Insights into prion biology

Abstract

Protein misfolding and assembly into ordered, self-templating aggregates (amyloid) has emerged as a novel mechanism for regulating protein function. For a subclass of amyloidogenic proteins known as prions, this process induces transmissible changes in normal cellular physiology, ranging from neurodegenerative disease in animals and humans to new traits in fungi. The severity and stability of these altered phenotypic states can be attenuated by the conformation or amino-acid sequence of the prion, but in most of these cases, the protein retains the ability to form amyloid in vitro. Thus, our ability to link amyloid formation in vitro with its biological consequences in vivo remains a challenge. In two recent studies, we have begun to address this disconnect by assessing the effects of the cellular environment on traits associated with the misfolding of the yeast prion Sup35. Remarkably, the effects of quality control pathways and of limitations on protein transfer in vivo amplify the effects of even slight differences in the efficiency of Sup35 misfolding, leading to dramatic changes in the associated phenotype. Together, our studies suggest that the interplay between protein misfolding pathways and their cellular context is a crucial contributor to prion biology.

Acknowledgments

We thank A. Derdowski for the FLIP image and members of the Serio lab for helpful discussions and comments on the manuscript. This work was supported by awards from the National Institutes of Health to T.R.S. (GM069802) and to S.D. (AG032818).

Note Added in Proof

Recent studies by the Weissman group have determined that amyloid fibers composed of G58D alone, when present in a particular conformation, exhibit the same conversion and thermodynamic stability differences in comparison with wild-type fibers in vitro as we have identified for mixed G58D-wild-type prion aggregates in vivo.140

Figures and Tables

Figure 1 The cellular environment modulates prion misfolding pathways to create protein-based traits. (top) Self-replicating protein conformations create stable phenotypes (white colonies) in vivo when the processes of synthesis (1), conversion (2), fragmentation (3) by Hsp104 (hexamer) and transmission (4) are balanced to allow aggregates of prion proteins to persist in vivo. (middle) Overexpression of a prion protein promotes the conversion reaction (red arrows), leading to the accumulation of large aggregates that are inefficiently transmitted to daughter cells (dotted red arrow) and loss of the prion-associated phenotype (red colonies). (bottom) Dominant inhibition of prion propagation by mutants that decrease conversion efficiency (dotted red arrow) or enhance fragmentation efficiency (solid red arrow) promote aggregate disassembly (ball and stick) and induce prion loss (red colonies).
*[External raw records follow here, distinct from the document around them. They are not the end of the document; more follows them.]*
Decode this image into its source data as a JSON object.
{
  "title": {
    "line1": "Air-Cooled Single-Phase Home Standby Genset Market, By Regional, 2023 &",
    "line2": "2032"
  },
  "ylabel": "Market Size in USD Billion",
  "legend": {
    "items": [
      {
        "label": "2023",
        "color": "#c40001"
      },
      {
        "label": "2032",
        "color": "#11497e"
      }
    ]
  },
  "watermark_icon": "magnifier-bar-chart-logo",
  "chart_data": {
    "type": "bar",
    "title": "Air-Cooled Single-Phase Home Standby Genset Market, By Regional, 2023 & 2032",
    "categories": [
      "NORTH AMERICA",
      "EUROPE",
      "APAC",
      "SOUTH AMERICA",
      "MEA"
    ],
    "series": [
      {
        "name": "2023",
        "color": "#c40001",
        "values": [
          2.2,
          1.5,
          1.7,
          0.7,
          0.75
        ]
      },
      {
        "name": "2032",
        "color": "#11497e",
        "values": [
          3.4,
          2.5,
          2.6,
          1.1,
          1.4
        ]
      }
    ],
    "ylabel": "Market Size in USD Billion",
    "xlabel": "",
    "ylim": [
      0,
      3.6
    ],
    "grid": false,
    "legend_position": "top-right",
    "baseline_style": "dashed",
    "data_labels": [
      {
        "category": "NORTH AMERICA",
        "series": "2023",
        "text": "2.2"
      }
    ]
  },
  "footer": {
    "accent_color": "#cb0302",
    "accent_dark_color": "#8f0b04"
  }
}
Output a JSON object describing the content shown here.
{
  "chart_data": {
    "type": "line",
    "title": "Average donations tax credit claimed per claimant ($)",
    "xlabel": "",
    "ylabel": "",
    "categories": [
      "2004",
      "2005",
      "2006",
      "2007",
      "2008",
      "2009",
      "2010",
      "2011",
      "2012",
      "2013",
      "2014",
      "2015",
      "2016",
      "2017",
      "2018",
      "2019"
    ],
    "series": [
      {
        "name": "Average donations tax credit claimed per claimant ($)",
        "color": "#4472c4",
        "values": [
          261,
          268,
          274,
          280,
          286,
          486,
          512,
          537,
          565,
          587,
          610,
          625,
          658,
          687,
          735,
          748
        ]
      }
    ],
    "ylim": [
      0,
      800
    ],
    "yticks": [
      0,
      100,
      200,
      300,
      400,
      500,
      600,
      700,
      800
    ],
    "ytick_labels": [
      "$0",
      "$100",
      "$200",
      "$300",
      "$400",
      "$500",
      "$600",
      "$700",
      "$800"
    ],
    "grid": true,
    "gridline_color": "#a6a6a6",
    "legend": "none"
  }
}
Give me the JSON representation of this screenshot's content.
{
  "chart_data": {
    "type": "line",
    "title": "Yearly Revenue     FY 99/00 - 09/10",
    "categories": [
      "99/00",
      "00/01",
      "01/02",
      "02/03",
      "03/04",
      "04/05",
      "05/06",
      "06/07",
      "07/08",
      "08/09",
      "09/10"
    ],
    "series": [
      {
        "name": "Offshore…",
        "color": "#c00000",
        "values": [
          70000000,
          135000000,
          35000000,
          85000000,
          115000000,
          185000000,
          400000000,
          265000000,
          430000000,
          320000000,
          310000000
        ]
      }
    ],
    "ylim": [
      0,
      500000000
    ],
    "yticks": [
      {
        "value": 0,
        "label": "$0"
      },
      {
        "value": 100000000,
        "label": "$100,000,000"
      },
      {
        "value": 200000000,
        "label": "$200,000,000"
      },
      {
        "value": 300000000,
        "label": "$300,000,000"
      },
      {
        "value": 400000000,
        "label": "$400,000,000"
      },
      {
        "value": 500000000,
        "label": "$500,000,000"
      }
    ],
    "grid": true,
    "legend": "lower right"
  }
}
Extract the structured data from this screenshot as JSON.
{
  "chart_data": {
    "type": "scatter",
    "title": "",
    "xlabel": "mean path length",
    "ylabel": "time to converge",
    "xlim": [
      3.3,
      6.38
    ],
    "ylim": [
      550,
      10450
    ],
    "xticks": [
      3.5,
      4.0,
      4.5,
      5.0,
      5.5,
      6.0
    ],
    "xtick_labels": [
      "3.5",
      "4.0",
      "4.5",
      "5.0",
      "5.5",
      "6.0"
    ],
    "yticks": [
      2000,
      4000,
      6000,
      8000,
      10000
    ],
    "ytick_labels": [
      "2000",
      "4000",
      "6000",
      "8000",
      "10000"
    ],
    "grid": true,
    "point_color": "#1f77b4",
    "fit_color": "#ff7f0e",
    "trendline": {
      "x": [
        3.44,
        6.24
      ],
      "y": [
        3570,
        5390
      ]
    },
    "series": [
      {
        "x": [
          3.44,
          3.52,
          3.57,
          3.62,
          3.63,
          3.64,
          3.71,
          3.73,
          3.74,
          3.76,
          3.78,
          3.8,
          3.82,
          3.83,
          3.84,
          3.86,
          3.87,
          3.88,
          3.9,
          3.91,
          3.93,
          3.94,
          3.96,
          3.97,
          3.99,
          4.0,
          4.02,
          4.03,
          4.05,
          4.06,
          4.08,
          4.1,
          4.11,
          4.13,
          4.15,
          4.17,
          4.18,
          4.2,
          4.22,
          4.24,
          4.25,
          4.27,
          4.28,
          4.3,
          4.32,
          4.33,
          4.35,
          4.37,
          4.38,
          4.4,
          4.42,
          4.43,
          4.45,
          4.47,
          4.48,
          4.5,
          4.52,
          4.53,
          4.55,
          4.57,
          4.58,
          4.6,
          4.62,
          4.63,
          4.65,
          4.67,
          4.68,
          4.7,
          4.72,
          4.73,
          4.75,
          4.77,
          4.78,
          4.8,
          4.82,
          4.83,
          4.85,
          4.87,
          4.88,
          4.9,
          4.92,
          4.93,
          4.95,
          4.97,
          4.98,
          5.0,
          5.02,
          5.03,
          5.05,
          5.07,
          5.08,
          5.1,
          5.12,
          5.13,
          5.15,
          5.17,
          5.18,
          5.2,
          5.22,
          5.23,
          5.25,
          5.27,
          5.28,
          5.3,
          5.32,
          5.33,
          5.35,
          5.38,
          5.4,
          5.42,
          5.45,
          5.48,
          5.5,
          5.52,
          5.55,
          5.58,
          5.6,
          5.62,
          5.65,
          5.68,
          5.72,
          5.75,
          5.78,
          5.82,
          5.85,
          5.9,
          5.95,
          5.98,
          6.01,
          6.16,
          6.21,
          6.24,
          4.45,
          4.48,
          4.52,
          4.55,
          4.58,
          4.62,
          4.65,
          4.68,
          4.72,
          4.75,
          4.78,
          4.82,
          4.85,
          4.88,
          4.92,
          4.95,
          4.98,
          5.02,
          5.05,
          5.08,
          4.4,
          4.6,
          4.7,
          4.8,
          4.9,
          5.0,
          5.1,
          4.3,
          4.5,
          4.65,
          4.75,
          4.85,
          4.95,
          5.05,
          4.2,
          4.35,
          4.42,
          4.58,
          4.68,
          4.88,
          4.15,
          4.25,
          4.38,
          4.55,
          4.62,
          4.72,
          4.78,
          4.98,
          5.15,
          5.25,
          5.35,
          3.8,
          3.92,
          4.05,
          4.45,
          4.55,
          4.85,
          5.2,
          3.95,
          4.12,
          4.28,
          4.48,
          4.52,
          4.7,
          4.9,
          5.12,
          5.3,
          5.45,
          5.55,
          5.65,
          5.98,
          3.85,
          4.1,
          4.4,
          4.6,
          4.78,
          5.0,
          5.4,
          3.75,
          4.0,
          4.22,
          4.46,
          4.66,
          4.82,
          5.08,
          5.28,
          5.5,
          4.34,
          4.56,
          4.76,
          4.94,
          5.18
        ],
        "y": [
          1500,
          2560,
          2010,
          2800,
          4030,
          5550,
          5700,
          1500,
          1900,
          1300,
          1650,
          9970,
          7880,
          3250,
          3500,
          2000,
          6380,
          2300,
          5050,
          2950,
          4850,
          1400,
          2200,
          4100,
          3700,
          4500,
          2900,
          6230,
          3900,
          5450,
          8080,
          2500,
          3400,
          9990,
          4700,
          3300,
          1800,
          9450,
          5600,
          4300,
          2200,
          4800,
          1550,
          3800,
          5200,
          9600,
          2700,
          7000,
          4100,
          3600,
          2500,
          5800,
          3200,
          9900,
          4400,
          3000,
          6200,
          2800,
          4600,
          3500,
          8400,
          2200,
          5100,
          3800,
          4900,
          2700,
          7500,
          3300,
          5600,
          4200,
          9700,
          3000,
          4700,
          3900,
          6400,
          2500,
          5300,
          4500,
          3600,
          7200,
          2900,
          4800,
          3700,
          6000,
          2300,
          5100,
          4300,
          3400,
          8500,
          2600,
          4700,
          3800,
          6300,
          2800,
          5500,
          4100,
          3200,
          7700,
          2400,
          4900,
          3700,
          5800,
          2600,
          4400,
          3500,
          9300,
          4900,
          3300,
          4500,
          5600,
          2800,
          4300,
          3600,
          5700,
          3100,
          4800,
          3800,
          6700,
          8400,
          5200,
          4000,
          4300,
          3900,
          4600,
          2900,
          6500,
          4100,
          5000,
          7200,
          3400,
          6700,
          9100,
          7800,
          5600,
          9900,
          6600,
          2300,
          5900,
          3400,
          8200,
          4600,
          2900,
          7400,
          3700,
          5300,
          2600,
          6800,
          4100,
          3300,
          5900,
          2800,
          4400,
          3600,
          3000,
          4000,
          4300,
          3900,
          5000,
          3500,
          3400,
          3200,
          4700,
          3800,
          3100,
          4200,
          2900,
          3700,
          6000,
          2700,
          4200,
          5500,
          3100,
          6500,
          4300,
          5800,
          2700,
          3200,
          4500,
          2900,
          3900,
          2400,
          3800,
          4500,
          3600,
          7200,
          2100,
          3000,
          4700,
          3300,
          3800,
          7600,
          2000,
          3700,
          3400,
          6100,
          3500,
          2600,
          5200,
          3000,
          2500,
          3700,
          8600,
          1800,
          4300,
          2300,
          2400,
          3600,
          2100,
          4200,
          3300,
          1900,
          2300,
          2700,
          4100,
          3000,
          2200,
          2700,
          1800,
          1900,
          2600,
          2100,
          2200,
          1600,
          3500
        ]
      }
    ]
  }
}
Figure 2 Relating prion phenotypic severity to aggregate thermodynamic stability. For many prion variants, there is a linear but inverse relationship between aggregate thermodynamic stability and phenotypic severity (black dotted line), but this trend cannot explain the phenotypes associated with all prion variants or the effects of dominant-negative prion mutants (see text for details). Our studies in vivo on the yeast prion [PSI⁺] suggest that thermodynamic stability poses a limit on prion persistence at both extremes (red line) by impacting aggregate size and accumulation (shown schematically). The least thermodynamically stable aggregates are efficiently resolubilized, while the most thermodynamically stable aggregates are inefficiently transmitted.

Figure 3 Transmission of Sup35 protein to daughter cells is conformation-dependent. (left) Schematic of fluorescence loss in photobleaching assay (FLIP) for Sup35 transmission to daughter cells. Bleached daughter (red) and monitored mother (black) are indicated. (right) Fluorescence retention in mother cells expressing Sup35-GFP in the [PSI⁺]^strong (white), [PSI⁺]^weak (pink) or [psi⁻] (red) conformation.